Figure 15 relates NVOC and ROI, and
Figure 16 compares NVOC with PBP.
Figure 15 shows the influence of Normalized Variable Operating Costs (NVOC), such as utilities, maintenance and repair, labor, supervision, among others, on the process’s Return on Investment (ROI) percentage. The graph shows a strong linear dependence of the ROI on variable costs, which have a critical value around
$1435 per ton, beyond which the ROI becomes zero. This critical value is based on a hypothetical scenario of the gas oil hydrocracking process studied.
In the analyzed mass and energy-integrated gas oil hydrocracking process, the obtained value differs slightly from the present NVOC ($1384.74/t). This variation causes a modest extension of the indicator, thereby reducing the process’s resilience to fluctuations in VOC. Conversely, evaluating the opposite vertex of the triangle reveals that the process could theoretically reach a maximum ROI of 100% if the NVOC approach approximately $1296/t. The ROI value obtained in the mass and energy-integrated gas oil hydrocracking plant (36.97%) is greater than 30%, which reinforces the high economic potential of process optimization.
This behavior indicates that the gas oil hydrocracking process is slightly sensitive to variations in operating costs, meaning that any deviation from the current NVOC affects profitability. From a design and operational standpoint, this implies that special attention should be given to improving energy efficiency, optimizing utility consumption, and implementing preventive maintenance strategies to minimize variability in operating expenses. Additionally, selecting equipment and operating conditions that reduce dependence on utilities or labor-intensive operations can enhance the process’s economic resilience. In other words, process integration and optimization efforts should focus not only on maximizing ROI but also on stabilizing it against cost fluctuations, ensuring more robust and sustainable operation under real industrial conditions.

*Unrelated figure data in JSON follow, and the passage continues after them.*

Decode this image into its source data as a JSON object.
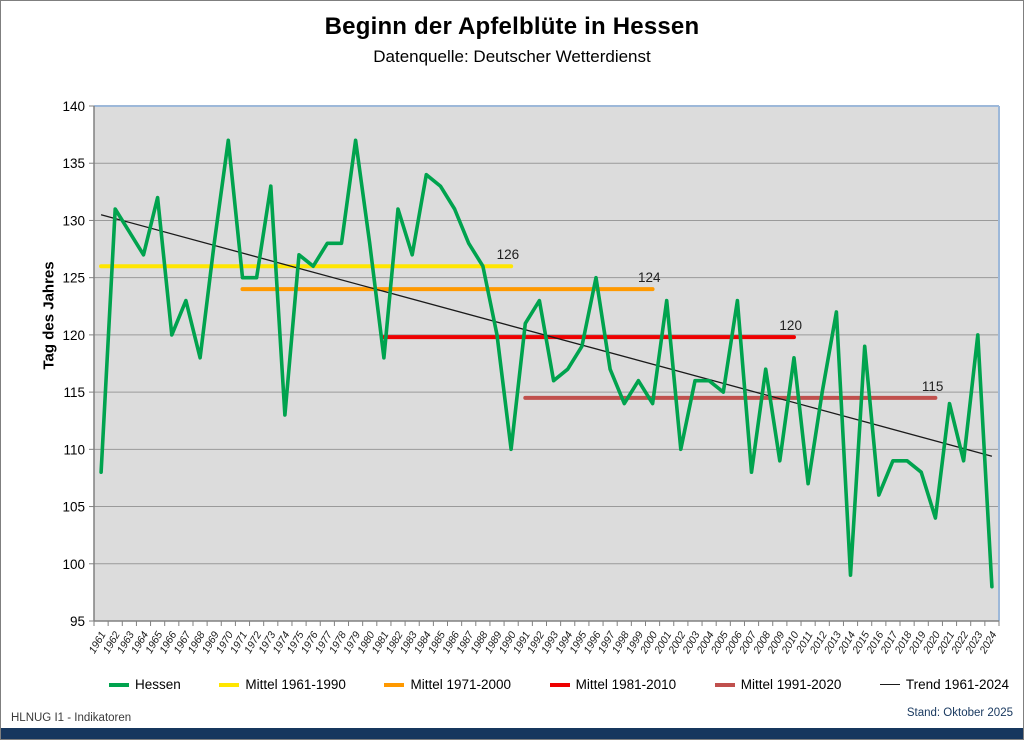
{
  "chart_data": {
    "type": "line",
    "title": "Beginn der Apfelblüte in Hessen",
    "subtitle": "Datenquelle: Deutscher Wetterdienst",
    "ylabel": "Tag des Jahres",
    "ylim": [
      95,
      140
    ],
    "ytick_step": 5,
    "grid": true,
    "legend_position": "bottom",
    "plot_bg": "#dcdcdc",
    "grid_color": "#9a9a9a",
    "axis_color": "#808080",
    "plot_border_color": "#9db8d9",
    "x": [
      1961,
      1962,
      1963,
      1964,
      1965,
      1966,
      1967,
      1968,
      1969,
      1970,
      1971,
      1972,
      1973,
      1974,
      1975,
      1976,
      1977,
      1978,
      1979,
      1980,
      1981,
      1982,
      1983,
      1984,
      1985,
      1986,
      1987,
      1988,
      1989,
      1990,
      1991,
      1992,
      1993,
      1994,
      1995,
      1996,
      1997,
      1998,
      1999,
      2000,
      2001,
      2002,
      2003,
      2004,
      2005,
      2006,
      2007,
      2008,
      2009,
      2010,
      2011,
      2012,
      2013,
      2014,
      2015,
      2016,
      2017,
      2018,
      2019,
      2020,
      2021,
      2022,
      2023,
      2024
    ],
    "series": [
      {
        "name": "Hessen",
        "kind": "data",
        "color": "#00a34e",
        "values": [
          108,
          131,
          129,
          127,
          132,
          120,
          123,
          118,
          128,
          137,
          125,
          125,
          133,
          113,
          127,
          126,
          128,
          128,
          137,
          128,
          118,
          131,
          127,
          134,
          133,
          131,
          128,
          126,
          120,
          110,
          121,
          123,
          116,
          117,
          119,
          125,
          117,
          114,
          116,
          114,
          123,
          110,
          116,
          116,
          115,
          123,
          108,
          117,
          109,
          118,
          107,
          115,
          122,
          99,
          119,
          106,
          109,
          109,
          108,
          104,
          114,
          109,
          120,
          98
        ]
      },
      {
        "name": "Mittel 1961-1990",
        "kind": "mean",
        "color": "#ffe600",
        "span": [
          1961,
          1990
        ],
        "value": 126,
        "label": "126"
      },
      {
        "name": "Mittel 1971-2000",
        "kind": "mean",
        "color": "#ff9900",
        "span": [
          1971,
          2000
        ],
        "value": 124,
        "label": "124"
      },
      {
        "name": "Mittel 1981-2010",
        "kind": "mean",
        "color": "#ee0000",
        "span": [
          1981,
          2010
        ],
        "value": 119.8,
        "label": "120"
      },
      {
        "name": "Mittel 1991-2020",
        "kind": "mean",
        "color": "#c0504d",
        "span": [
          1991,
          2020
        ],
        "value": 114.5,
        "label": "115"
      },
      {
        "name": "Trend 1961-2024",
        "kind": "trend",
        "color": "#1a1a1a",
        "start": [
          1961,
          130.5
        ],
        "end": [
          2024,
          109.4
        ]
      }
    ]
  },
  "footer": {
    "left": "HLNUG  I1 - Indikatoren",
    "right": "Stand: Oktober 2025"
  }
}
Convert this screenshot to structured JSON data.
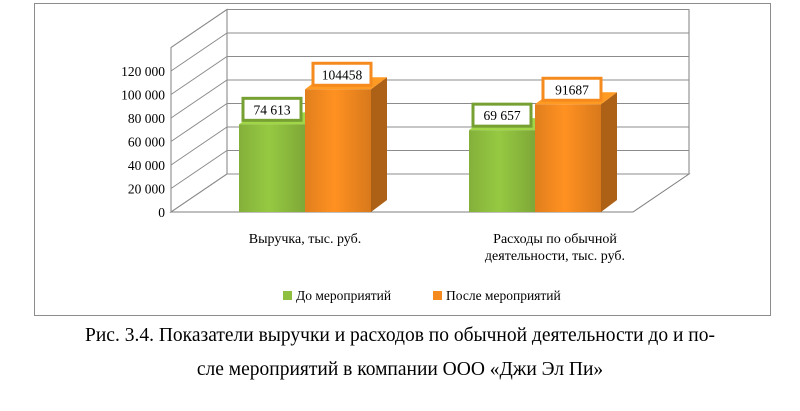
{
  "chart_data": {
    "type": "bar",
    "categories": [
      "Выручка, тыс. руб.",
      "Расходы по обычной деятельности, тыс. руб."
    ],
    "category_lines": [
      [
        "Выручка, тыс. руб."
      ],
      [
        "Расходы по обычной",
        "деятельности, тыс. руб."
      ]
    ],
    "series": [
      {
        "name": "До мероприятий",
        "values": [
          74613,
          69657
        ],
        "labels": [
          "74 613",
          "69 657"
        ],
        "color": "#8fbf3f",
        "label_border": "#77a033"
      },
      {
        "name": "После мероприятий",
        "values": [
          104458,
          91687
        ],
        "labels": [
          "104458",
          "91687"
        ],
        "color": "#f58a1f",
        "label_border": "#f58a1f"
      }
    ],
    "yticks": [
      "0",
      "20 000",
      "40 000",
      "60 000",
      "80 000",
      "100 000",
      "120 000"
    ],
    "ylim": [
      0,
      140000
    ],
    "grid": true,
    "legend_position": "bottom",
    "title": "",
    "xlabel": "",
    "ylabel": ""
  },
  "caption": {
    "line1": "Рис. 3.4. Показатели выручки и расходов по обычной деятельности до и по-",
    "line2": "сле мероприятий в компании ООО «Джи Эл Пи»"
  }
}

Figure 16 illustrates the PBP sensitivity and resilience assessment. A key finding is the pronounced dependence of the plant on fluctuations in the NVOC. Because of this strong influence, even small variations in operating costs can determine whether the project remains profitable or faces financial failure. Although this level of sensitivity is unfavorable, it is inevitable when processing feedstocks with highly variable prices such as gas oils. Accordingly, when the operating costs match the products’ selling price, the gross profit before taxes becomes null, preventing recovery of the FCI. Under these conditions, the PBP tends to approach infinity. For the mass- and energy-integrated gas oil hydrocracking plant evaluated, this situation arises when operating costs reach approximately US
$1425 per ton. In this so-called out-of-control region, minor changes in operating costs lead to variations in the PBP measured not in years but in decades.
Additionally, a region of relative stability can be detected for NVOC values up to approximately $1325 per tonne, and from there, a transition region can be detected until a loss of control in the process economy occurs, detecting a critical point at approximately $1400 per tonne of gas oil. The process studied is below this critical point, reaching a PBP of 1.52 years with an NVOC of $1384.74/t. This is positive because it does not take many years to recover the investment. However, being so close to the critical point value makes the process less resilient to slight changes in NVOC.
This result implies that, from a process design and operational standpoint, special attention must be given to strategies that minimize the impact of fluctuations in NVOC. In practice, this means prioritizing operating conditions and integration schemes that reduce energy consumption and feedstock losses. Moreover, since the process operates near its critical economic point, even small inefficiencies or increases in utility costs can jeopardize profitability. Therefore, incorporating control systems, optimizing maintenance schedules, and ensuring feedstock quality stability become essential to maintain process resilience and prevent economic instability.